И если московские обычаи способствовали, по мнению Екатерины, развитию деспотизма, то на севере она находила благоприятные условия для становления просвещенной монархии, которая допускает существование и некоторых элементов демократии.
Городское самоуправление в ПетербургеПолемизируя с аббатом Шаппом д’Отрошем, автором книги «Путешествие в Сибирь», описавшим Россию дикой варварской страной, Екатерина в сочинении под названием «Антидот» (то есть «противоядие») потратила немало горячих слов для доказательства того, что ценности европейской цивилизации столь же естественны для ее державы, как и для западных стран. При этом, в частности, она апеллировала к традиции Великого Новгорода: «великий князь Ярослав, отец Святого Александра Невского, придал законам, которые он ввел, письменную форму, эти законы были скопированы с древних законов Новгорода, которые в свою очередь были теми же самыми, что и законы, которым следовал тогда почти весь Север»[197].
Несмотря на то, что в целом демократическая новгородская традиция была очевидно чужда российскому абсолютизму, это упоминание все-таки нельзя считать только пропагандистской сентенцией.

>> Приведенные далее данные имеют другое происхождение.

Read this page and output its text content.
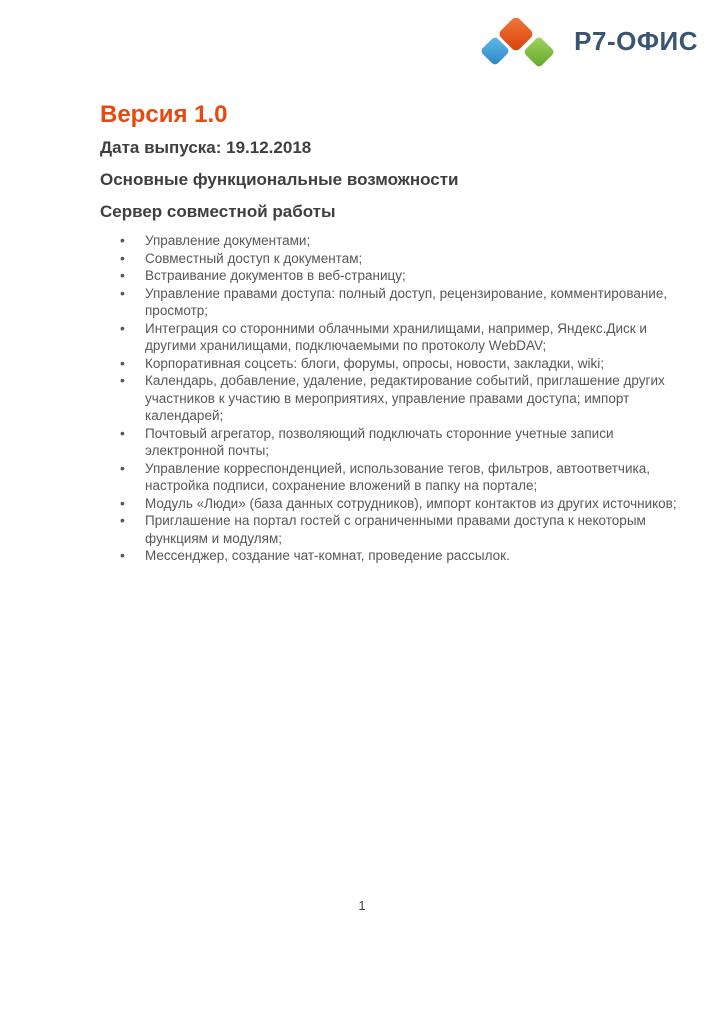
Р7-ОФИС
Версия 1.0
Дата выпуска: 19.12.2018
Основные функциональные возможности
Сервер совместной работы
• Управление документами;
• Совместный доступ к документам;
• Встраивание документов в веб-страницу;
• Управление правами доступа: полный доступ, рецензирование, комментирование, просмотр;
• Интеграция со сторонними облачными хранилищами, например, Яндекс.Диск и другими хранилищами, подключаемыми по протоколу WebDAV;
• Корпоративная соцсеть: блоги, форумы, опросы, новости, закладки, wiki;
• Календарь, добавление, удаление, редактирование событий, приглашение других участников к участию в мероприятиях, управление правами доступа; импорт календарей;
• Почтовый агрегатор, позволяющий подключать сторонние учетные записи электронной почты;
• Управление корреспонденцией, использование тегов, фильтров, автоответчика, настройка подписи, сохранение вложений в папку на портале;
• Модуль «Люди» (база данных сотрудников), импорт контактов из других источников;
• Приглашение на портал гостей с ограниченными правами доступа к некоторым функциям и модулям;
• Мессенджер, создание чат-комнат, проведение рассылок.
1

Екатерина, конечно, была твердо убеждена в том, что для такой огромной страны, как Россия, наилучшей и единственно возможной формой правления является абсолютная монархия, и ни в коем случае не республика. Но монархия, чтобы не быть деспотией, должна была, согласно воззрениям императрицы, обеспечивать своим подданным не только довольство и благополучие, но и справедливые законы, гражданские и сословные вольности, такие как право иметь выборные органы власти (конечно, с ограниченными полномочиями). И в этом отношении общественный строй древнего Новгорода, как и сходный исторический опыт многих европейских городов, давал российской государыне образцы для подражания.
Герб Санкт-Петербурга, помещенный на «Жалованной грамоте императрицы Екатерины II Санкт-Петербургу». 7 мая 1780 г.
Екатерина продолжила начатое Петром I введение в России выборных органов городского самоуправления.